New York enacted the most recent version of its anti-mask law in 1965 as a loitering crime “against the public order,” which reduced the maximum punishment to 15 days in jail and was used primarily to halt Ku Klux Klan rallies. When the NYPD denied a rally permit to the Church of the American Knights of the Ku Klux Klan in September 1999 and threatened to invoke the Anti-Mask Law to arrest members who wore hoods at the demonstration, the group sued on First Amendment grounds and argued that the Law was unconstitutional.
Finally, in Church of the American Knights of the Ku Klux Klan v. Kerick, 356 F.3d 197 (2nd Cir. 2004), the United States Court of Appeals (one of the three judges on the appellate panel was future justice Sonia Sotomayor) upheld the constitutionality of the Anti-Mask Law. In ruling that the NYPD was justified in denying an outdoor rally permit to the organization, the court found that the law’s history demonstrated that the statute was “indisputably aimed at deterring violence and facilitating the apprehension of wrongdoers” and that it “was not enacted to suppress any particular viewpoint.”
Civil libertarians and others complained that the government was selectively enforcing the 150-plus year old law, particularly in 2011, when New York police officers arrested Occupy Wall Street protesters wearing Guy Fawkes masks, and charged them under the Anti-Mask Law.
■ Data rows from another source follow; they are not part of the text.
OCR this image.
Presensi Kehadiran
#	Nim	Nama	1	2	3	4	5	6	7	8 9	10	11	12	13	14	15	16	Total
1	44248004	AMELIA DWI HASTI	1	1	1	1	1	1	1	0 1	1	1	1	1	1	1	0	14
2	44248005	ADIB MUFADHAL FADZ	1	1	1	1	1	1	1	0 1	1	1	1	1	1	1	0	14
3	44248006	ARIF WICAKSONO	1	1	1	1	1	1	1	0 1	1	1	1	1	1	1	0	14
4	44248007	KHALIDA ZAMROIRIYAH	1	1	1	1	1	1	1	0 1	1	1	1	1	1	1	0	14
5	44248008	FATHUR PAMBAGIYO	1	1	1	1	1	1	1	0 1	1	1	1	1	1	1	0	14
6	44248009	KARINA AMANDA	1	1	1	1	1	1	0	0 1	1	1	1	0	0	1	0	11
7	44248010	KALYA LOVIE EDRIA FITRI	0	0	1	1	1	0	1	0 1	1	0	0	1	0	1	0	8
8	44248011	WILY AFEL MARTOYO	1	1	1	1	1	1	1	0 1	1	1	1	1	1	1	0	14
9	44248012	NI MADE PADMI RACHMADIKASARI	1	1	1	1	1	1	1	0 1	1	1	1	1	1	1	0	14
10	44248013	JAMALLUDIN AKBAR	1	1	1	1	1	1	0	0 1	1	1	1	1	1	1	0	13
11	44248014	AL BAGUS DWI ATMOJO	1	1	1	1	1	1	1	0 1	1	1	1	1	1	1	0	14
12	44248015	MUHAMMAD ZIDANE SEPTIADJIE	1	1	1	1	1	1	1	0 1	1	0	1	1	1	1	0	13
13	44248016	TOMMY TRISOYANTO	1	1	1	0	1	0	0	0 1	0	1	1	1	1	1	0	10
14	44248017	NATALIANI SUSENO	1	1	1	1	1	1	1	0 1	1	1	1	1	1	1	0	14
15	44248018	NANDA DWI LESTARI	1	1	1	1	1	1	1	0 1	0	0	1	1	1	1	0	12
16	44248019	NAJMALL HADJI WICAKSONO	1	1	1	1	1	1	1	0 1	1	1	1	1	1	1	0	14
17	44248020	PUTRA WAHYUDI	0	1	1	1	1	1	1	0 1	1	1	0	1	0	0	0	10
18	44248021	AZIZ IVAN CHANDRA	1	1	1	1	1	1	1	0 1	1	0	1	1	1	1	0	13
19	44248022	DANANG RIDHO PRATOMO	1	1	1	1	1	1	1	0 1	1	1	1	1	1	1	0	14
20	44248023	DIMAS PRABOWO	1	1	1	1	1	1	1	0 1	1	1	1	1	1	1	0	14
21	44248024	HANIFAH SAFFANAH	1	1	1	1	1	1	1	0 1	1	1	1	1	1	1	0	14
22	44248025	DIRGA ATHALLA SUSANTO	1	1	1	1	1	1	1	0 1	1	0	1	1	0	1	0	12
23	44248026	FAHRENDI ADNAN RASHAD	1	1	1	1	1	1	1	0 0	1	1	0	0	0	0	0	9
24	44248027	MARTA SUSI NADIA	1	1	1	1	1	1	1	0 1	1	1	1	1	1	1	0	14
The law was finally repealed in the wake of Governor Cuomo’s April 15, 2020, Executive Order 202.17, which mandated that all New Yorkers wear face masks in public to allegedly help stop the spread of Covid; the state legislature acted quickly and the law was repealed on May 28, 2020.
Now that mask-wearing is mandatory under law, an interesting question is whether Jews wearing masks on Purim this year that cover their entire faces satisfy the mandate. I would argue that it does – although I don’t think it’s a good idea to test this proposition by walking into a government building wearing a Purim mask! Wishing everyone a Chag Purim sameach, and may this be the last year that Covid is an issue in Purim celebrations.